El problema afecta principalmente a poblaciones cuyo alimento básico es el arroz y, dentro de ellas, a las capas sociales más desfavorecidas, que se ven forzadas a consumir casi exclusivamente este alimento, que prácticamente carece de esta vitamina. Potrykus y Beyer han negociado que las semillas de este arroz queden exentas de la protección por patentes y que puedan llegar a sus destinatarios sin costes adicionales con respecto al arroz normal. Desde el año 2002, el arroz dorado está listo para llegar a los que podría beneficiar, habiendo superado todas las pruebas de inocuidad para el ser humano y para el medio ambiente. Doce años después, el arroz no ha llegado a destino por la irracional, anticientífica y antihumanitaria oposición de toda suerte de organizaciones, con Greenpeace a la cabeza, que se ha permitido hasta destruir los cultivos experimentales de la nueva variedad en Filipinas. La oposición, que se basa en el origen transgénico de la variedad, es meramente ideológica, pero absolutamente eficaz en el plano publicitario.
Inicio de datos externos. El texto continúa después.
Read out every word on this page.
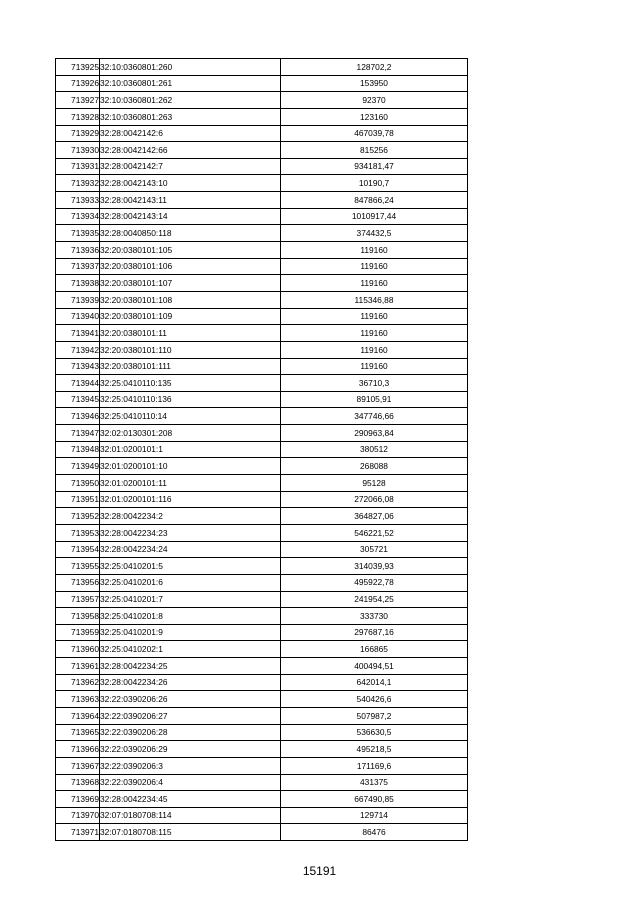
713925	32:10:0360801:260	128702,2
713926	32:10:0360801:261	153950
713927	32:10:0360801:262	92370
713928	32:10:0360801:263	123160
713929	32:28:0042142:6	467039,78
713930	32:28:0042142:66	815256
713931	32:28:0042142:7	934181,47
713932	32:28:0042143:10	10190,7
713933	32:28:0042143:11	847866,24
713934	32:28:0042143:14	1010917,44
713935	32:28:0040850:118	374432,5
713936	32:20:0380101:105	119160
713937	32:20:0380101:106	119160
713938	32:20:0380101:107	119160
713939	32:20:0380101:108	115346,88
713940	32:20:0380101:109	119160
713941	32:20:0380101:11	119160
713942	32:20:0380101:110	119160
713943	32:20:0380101:111	119160
713944	32:25:0410110:135	36710,3
713945	32:25:0410110:136	89105,91
713946	32:25:0410110:14	347746,66
713947	32:02:0130301:208	290963,84
713948	32:01:0200101:1	380512
713949	32:01:0200101:10	268088
713950	32:01:0200101:11	95128
713951	32:01:0200101:116	272066,08
713952	32:28:0042234:2	364827,06
713953	32:28:0042234:23	546221,52
713954	32:28:0042234:24	305721
713955	32:25:0410201:5	314039,93
713956	32:25:0410201:6	495922,78
713957	32:25:0410201:7	241954,25
713958	32:25:0410201:8	333730
713959	32:25:0410201:9	297687,16
713960	32:25:0410202:1	166865
713961	32:28:0042234:25	400494,51
713962	32:28:0042234:26	642014,1
713963	32:22:0390206:26	540426,6
713964	32:22:0390206:27	507987,2
713965	32:22:0390206:28	536630,5
713966	32:22:0390206:29	495218,5
713967	32:22:0390206:3	171169,6
713968	32:22:0390206:4	431375
713969	32:28:0042234:45	667490,85
713970	32:07:0180708:114	129714
713971	32:07:0180708:115	86476
15191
Desde Scientific American, David Ropeik, experto en percepción de riesgos de la Universidad de Harvard, pide cuentas ahora a los opositores al arroz dorado en términos inequívocos. Ropeik basa su acusación en una investigación publicada por dos economistas (Justus Wesseler y David Zilberman, «The economic power of the Golden Rice opposition», Environment and Development Economics, vol. 19, parte 2 (abril de 2014), pp. 1-19), el primero de la Universidad Técnica de Múnich y el segundo de la Universidad de California en Berkeley, quienes estiman el impacto de la omisión de socorro en términos de muerte, ceguera y otros daños causados a millones de personas. Solamente respecto a la India, donde la mayoría de los afectados han sido niños, estaríamos hablando de hasta la pérdida de 1.424.000 años de vida desde 2002. Estiman en torno a los doscientos millones de dólares anuales los costes del daño causado. Se trata de muertes y enfermedades reales y perfectamente cuantificables y prevenibles, frente a los nebulosos efectos adversos que causaría el consumo del nuevo arroz en opinión de los opositores, efectos que, una vez investigados, han demostrado ser falsos y sin fundamento científico.

Ropeik concluye que los opositores a la difusión del arroz dorado deben dar cuenta de su irresponsable delito y que la sociedad tiene el derecho a demandar a quienes causan daños por poner la ideología por delante de la razón. Pedir cuentas –añado yo– por delitos inexistentes parece ser la profesión de los opositores profesionales al arroz dorado. Desde aquí, mi apoyo y simpatía para Ingo Potrykus y Peter Beyer.